Федор Шаляпин – Страницы из моей жизни. Маска и душа (страница 36)
Он внимательно посмотрел на меня и сказал:
— Хорошо! Va bene!
На репетиции в костюмах и гриме я увидал, что итальянцы относятся к гриму в высокой степени пренебрежительно. В театре не было парикмахера, парики и бороды сделаны примитивно, все это надевается и наклеивается кое-как.
Когда я вышел на сцену одетый в свой костюм и загримированный, это вызвало настоящую сенсацию, очень лестную для меня. Артисты, хористы, даже рабочие окружили меня, ахая и восторгаясь, точно дети, дотрагивались пальцами, щупали, а увидав, что мускулы у меня подрисованы, окончательно пришли в восторг!
Итальянцы — это народ, который не умеет и не хочет скрывать порывы своей впечатлительной души.

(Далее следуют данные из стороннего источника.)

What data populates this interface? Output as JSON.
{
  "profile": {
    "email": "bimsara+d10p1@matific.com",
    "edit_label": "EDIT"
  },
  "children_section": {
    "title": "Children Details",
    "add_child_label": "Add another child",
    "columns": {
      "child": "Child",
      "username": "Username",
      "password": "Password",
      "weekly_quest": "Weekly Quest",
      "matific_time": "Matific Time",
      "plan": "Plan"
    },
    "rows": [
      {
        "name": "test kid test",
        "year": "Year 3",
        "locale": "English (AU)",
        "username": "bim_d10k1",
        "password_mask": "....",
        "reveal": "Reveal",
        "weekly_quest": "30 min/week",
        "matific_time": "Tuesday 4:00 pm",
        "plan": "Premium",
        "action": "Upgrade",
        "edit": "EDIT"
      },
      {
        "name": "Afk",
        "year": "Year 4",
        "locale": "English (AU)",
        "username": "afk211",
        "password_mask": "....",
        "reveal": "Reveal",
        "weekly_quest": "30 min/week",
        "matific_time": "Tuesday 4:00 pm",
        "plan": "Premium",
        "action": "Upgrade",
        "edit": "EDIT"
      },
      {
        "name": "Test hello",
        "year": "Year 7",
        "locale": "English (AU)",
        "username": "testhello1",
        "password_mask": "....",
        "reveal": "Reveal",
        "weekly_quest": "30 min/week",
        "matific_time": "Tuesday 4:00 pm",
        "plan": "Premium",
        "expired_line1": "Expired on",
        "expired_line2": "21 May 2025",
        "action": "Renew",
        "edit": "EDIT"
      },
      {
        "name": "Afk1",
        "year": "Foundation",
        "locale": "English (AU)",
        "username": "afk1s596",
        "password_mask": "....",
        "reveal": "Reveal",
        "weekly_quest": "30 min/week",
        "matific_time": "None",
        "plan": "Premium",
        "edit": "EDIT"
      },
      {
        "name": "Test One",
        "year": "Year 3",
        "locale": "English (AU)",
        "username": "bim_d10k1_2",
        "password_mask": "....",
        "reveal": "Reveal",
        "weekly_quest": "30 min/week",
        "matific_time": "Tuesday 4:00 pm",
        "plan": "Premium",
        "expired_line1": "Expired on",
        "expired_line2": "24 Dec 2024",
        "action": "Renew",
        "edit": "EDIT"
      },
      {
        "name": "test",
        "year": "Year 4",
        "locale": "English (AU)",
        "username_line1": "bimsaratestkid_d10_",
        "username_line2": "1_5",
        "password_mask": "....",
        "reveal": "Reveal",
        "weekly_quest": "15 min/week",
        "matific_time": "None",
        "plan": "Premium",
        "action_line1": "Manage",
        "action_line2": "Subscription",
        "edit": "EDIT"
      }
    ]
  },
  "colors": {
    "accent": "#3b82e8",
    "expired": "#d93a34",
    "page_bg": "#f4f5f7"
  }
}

Конечно, я был рад их радости и очень тронут. Кончив пролог, я подошел к Тосканини и спросил его, согласен ли он с тем, как я играю? Он впервые открыто и по-детски мило улыбнулся, хлопнул меня по плечу и прохрипел:
— Non parliamo piú! (He будем говорить больше об этом!)
Приближался день спектакля, а тем временем в Милане шла обычная работа театральных паразитов. Нигде в мире нет такого обилия людей, занимающихся всякого рода спекуляциями около театра, и нигде нет такой назойливой и нахальной клаки, как в Италии! Все артисты, еще неизвестные публике, обязаны платить клаке дань, сумма которой зависит от оклада артиста. Разумеется, я не был знаком с этим институтом и даже никогда не слыхал о том, что он существует. Вдруг мне говорят, что приходили какие-то люди, которые берутся «сделать мне успех» и поэтому просят дать им несколько десятков билетов, а потом заплатить им 4000 франков за то, что они будут аплодировать мне на первом представлении.

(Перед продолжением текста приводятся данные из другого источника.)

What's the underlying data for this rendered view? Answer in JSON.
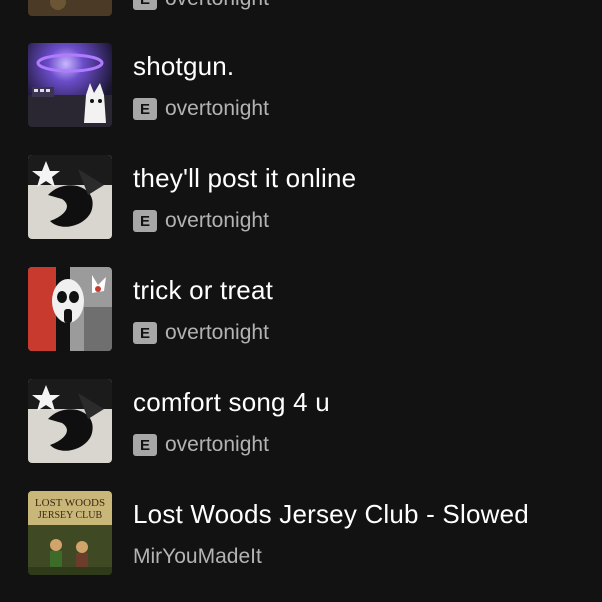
{
  "tracks": [
    {
      "title": "",
      "artist": "overtonight",
      "explicit": "E",
      "art_icon": "album-art"
    },
    {
      "title": "shotgun.",
      "artist": "overtonight",
      "explicit": "E",
      "art_icon": "album-art"
    },
    {
      "title": "they'll post it online",
      "artist": "overtonight",
      "explicit": "E",
      "art_icon": "album-art"
    },
    {
      "title": "trick or treat",
      "artist": "overtonight",
      "explicit": "E",
      "art_icon": "album-art"
    },
    {
      "title": "comfort song 4 u",
      "artist": "overtonight",
      "explicit": "E",
      "art_icon": "album-art"
    },
    {
      "title": "Lost Woods Jersey Club - Slowed",
      "artist": "MirYouMadeIt",
      "art_text": [
        "LOST WOODS",
        "JERSEY CLUB"
      ],
      "art_icon": "album-art"
    }
  ],
  "colors": {
    "background": "#121212",
    "title": "#ffffff",
    "artist": "#b3b3b3",
    "badge": "#a7a7a7"
  }
}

Я велел гнать их в шею. Но все-таки это подлое предложение обеспокоило меня: неприятно было чувствовать каплю грязного яда в кубке того священного меда, который я носил в сердце моем.

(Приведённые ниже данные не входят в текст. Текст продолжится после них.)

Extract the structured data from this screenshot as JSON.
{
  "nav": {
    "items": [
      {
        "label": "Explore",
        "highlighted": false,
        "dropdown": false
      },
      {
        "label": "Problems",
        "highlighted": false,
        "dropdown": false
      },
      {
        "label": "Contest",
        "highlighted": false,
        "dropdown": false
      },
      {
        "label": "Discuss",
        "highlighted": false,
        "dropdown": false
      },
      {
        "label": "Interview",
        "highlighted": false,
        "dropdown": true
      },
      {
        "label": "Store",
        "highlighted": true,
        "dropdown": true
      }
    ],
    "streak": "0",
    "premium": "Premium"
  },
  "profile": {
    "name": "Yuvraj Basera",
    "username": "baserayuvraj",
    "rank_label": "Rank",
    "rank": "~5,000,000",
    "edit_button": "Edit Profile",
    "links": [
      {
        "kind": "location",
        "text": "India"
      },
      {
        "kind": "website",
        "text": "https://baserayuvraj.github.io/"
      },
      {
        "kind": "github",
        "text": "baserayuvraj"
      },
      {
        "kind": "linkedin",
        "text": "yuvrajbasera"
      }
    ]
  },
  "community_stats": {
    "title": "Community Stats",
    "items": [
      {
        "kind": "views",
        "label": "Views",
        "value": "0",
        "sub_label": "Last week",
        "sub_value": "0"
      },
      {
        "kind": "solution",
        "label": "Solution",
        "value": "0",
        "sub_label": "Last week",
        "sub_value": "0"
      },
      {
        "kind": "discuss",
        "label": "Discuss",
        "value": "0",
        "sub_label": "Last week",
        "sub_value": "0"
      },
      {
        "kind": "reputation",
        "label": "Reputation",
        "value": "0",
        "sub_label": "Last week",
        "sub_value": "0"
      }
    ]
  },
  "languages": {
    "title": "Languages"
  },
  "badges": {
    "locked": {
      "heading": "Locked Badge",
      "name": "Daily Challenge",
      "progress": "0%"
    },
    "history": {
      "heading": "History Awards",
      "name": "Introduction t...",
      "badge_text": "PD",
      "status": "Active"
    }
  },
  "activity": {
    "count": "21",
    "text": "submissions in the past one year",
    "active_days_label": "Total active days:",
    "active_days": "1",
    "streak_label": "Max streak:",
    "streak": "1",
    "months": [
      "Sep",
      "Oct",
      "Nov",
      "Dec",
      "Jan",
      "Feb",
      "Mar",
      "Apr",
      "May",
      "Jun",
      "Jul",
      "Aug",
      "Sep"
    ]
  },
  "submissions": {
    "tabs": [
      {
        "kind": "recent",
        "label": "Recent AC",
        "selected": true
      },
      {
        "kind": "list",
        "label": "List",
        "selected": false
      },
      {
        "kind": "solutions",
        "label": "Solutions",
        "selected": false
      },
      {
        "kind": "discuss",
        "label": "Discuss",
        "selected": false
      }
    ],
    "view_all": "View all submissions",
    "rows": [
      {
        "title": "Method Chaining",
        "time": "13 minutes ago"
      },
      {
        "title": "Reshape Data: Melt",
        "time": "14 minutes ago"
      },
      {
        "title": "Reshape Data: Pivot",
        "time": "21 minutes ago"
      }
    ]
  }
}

Эти люди пришли на следующий день за ответом и сказали:
— Мы берем только 4000 франков с синьора Шаляпина потому, что он нам симпатичен, — мы видели его на улице и находим, что у него славное лицо! С другого мы взяли бы дороже…
Когда их попросили убираться ко всем чертям, они ушли, заявив, что синьор Шаляпин пожалеет о них!
Возмущенный и взбешенный, я отправился к директору театра и сказал ему:
— Я приехал к вам сюда с таким чувством, с каким верующий идет причащаться. Эти люди действуют на меня угнетающе. Я и без их помощи ночей не сплю, боясь провалиться. Уж лучше я вернусь в Россию, у нас там таких штук не делают!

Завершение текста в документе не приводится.